On the morning of May 18, 1927, a school board treasurer named Andrew Kehoe blew up a schoolhouse in Bath Township, Mich., killing 44 people (38 children and 6 adults). Another 58 people were injured.

Eyewitnesses later said they could hear the explosion more than a mile away.

The bombing would have been much worse if one timing device had not failed to trigger another 500 pounds of dynamite in the basement of another wing of the schoolhouse.

Kehoe, who murdered his wife shortly before the bomb went off and also firebombed his farm, had lost an election for town clerk and was facing foreclosure. It’s believed he plotted the attack as a sort of revenge killing against the town.

 

 

Few Americans know about the Kehoe Bombing (also known as the Bath School Disaster or the Bath School Massacre), and it’s often omitted in lists of terrorist attacks on U.S. soil.
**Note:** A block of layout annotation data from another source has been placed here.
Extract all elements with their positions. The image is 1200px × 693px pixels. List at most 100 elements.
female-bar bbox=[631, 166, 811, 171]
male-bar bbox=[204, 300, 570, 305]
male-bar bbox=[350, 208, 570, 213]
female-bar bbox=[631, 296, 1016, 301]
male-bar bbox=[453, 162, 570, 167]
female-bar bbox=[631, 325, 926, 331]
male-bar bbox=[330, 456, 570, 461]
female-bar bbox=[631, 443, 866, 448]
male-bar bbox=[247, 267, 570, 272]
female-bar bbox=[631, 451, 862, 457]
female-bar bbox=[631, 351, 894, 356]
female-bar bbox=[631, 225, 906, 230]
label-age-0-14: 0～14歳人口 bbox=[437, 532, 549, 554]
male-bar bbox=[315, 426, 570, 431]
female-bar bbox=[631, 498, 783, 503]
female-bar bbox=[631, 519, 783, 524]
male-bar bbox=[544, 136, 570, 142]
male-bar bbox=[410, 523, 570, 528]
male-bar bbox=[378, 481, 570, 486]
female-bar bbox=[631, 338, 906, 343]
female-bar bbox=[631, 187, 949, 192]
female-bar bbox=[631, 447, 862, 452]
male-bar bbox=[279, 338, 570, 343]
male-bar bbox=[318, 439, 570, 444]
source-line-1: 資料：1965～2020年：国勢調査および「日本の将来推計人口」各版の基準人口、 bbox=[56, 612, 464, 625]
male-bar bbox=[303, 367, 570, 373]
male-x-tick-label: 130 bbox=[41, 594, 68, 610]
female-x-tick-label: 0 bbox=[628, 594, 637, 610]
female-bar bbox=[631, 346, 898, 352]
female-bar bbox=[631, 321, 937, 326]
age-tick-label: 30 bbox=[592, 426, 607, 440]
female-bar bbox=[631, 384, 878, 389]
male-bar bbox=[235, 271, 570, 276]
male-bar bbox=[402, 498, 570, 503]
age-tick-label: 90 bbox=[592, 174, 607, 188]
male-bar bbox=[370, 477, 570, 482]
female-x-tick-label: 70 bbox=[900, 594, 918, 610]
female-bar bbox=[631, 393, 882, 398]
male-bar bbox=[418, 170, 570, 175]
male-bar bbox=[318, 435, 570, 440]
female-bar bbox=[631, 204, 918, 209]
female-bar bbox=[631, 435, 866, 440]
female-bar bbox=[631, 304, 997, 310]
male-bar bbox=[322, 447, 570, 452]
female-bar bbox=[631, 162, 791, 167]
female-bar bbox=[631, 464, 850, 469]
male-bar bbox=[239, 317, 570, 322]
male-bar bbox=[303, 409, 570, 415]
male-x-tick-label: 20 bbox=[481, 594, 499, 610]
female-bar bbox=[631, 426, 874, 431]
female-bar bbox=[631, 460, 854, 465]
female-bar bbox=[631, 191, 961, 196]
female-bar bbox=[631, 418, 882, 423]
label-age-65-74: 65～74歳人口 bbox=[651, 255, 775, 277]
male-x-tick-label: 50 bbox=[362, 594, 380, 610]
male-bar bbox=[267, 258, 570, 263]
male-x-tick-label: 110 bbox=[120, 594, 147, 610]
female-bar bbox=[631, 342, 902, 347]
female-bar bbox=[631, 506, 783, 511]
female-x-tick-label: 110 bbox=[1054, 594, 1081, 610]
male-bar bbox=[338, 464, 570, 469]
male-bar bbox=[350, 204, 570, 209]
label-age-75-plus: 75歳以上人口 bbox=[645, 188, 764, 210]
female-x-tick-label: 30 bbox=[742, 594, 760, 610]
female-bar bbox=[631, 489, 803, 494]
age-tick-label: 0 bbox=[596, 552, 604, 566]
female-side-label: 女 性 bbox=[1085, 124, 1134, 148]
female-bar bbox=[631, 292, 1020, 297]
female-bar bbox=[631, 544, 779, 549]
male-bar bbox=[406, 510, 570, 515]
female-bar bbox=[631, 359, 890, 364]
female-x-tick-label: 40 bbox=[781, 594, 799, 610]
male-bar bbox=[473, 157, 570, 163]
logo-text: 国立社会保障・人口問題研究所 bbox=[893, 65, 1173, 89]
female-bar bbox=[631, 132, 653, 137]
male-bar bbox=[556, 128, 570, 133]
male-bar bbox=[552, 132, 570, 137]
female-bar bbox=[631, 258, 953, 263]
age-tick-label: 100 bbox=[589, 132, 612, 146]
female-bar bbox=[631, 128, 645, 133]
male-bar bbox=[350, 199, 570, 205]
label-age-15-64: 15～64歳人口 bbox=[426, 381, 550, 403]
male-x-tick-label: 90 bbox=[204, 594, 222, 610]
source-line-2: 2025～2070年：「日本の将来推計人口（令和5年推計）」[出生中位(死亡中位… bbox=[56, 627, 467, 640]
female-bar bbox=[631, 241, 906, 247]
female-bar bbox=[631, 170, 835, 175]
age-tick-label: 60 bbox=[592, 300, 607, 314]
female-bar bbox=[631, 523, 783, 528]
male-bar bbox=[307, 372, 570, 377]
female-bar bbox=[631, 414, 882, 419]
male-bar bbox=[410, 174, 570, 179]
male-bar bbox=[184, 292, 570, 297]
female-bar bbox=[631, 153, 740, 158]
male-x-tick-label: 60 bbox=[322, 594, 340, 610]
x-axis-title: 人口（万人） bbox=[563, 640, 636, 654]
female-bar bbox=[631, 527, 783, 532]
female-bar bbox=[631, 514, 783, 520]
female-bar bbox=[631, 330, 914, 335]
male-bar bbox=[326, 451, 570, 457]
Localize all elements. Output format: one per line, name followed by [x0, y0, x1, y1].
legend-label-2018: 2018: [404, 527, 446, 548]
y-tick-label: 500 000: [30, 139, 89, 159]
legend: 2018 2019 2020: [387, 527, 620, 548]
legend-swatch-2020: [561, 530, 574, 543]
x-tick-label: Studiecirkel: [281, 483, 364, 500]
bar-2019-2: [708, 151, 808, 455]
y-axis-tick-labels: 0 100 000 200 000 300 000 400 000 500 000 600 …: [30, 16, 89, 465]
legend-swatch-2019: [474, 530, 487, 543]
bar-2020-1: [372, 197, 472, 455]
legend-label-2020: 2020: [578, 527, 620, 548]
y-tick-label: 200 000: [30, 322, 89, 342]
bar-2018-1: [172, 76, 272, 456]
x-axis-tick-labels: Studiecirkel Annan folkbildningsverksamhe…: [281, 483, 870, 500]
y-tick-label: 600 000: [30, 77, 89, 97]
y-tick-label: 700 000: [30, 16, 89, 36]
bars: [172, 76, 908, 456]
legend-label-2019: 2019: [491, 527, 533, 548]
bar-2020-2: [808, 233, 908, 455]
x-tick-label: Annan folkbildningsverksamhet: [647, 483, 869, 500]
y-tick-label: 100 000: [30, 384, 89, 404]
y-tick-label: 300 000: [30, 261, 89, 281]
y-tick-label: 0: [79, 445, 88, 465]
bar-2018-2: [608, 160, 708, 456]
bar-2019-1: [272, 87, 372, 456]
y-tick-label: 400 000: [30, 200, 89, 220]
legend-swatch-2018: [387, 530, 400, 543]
There are a few reasons for this.

For one, the attack generated surprisingly little national news. “The story made national headlines immediately, but quickly disappeared,” Time magazine writer Katrina Gulliver noted in 2016. “It did not prompt a broader conversation about explosives, or school safety, or mental health, as such an attack today would. Everyone outside Bath Township seemed to forget about it altogether.”

This is perhaps because a couple days after the attack, American aviator Charles Lindbergh set out on his famous Trans-Atlantic crossing. Or perhaps it’s because there was less appetite in the 1920s for grisly accounts of this kind. Whatever the case, the Bath School Massacre was quickly forgotten by almost everyone outside of Michigan.

Another reason few people know of the attack is that it was in some ways, beyond the tragedy itself, forgettable. It was the not the beginning of a trend, which might give it greater historic significance. Nor was it political (unless one counts provincial matters). If Kehoe had been a socialist, anarchist, or religious fanatic instead of a deranged farmer, the attack likely would have had more permanence in our collective memory.

A third reason could be that the Kehoe Bombing doesn’t fit neatly into our modern narrative on mass killings. There is a powerful current of belief that implies our children will be safe if we only get certain tools out of some people’s hands. But the Bath School Disaster, which suggests a determined killer can find all sorts of ways to commit an evil act, runs counter to this narrative. 

A final reason could be that the bombing happened a really long time ago and, sadly, most Americans don’t really know or care much about history.  

Whatever the case, Kehoe’s act of violence is historically significant, one we’d do well to not ignore.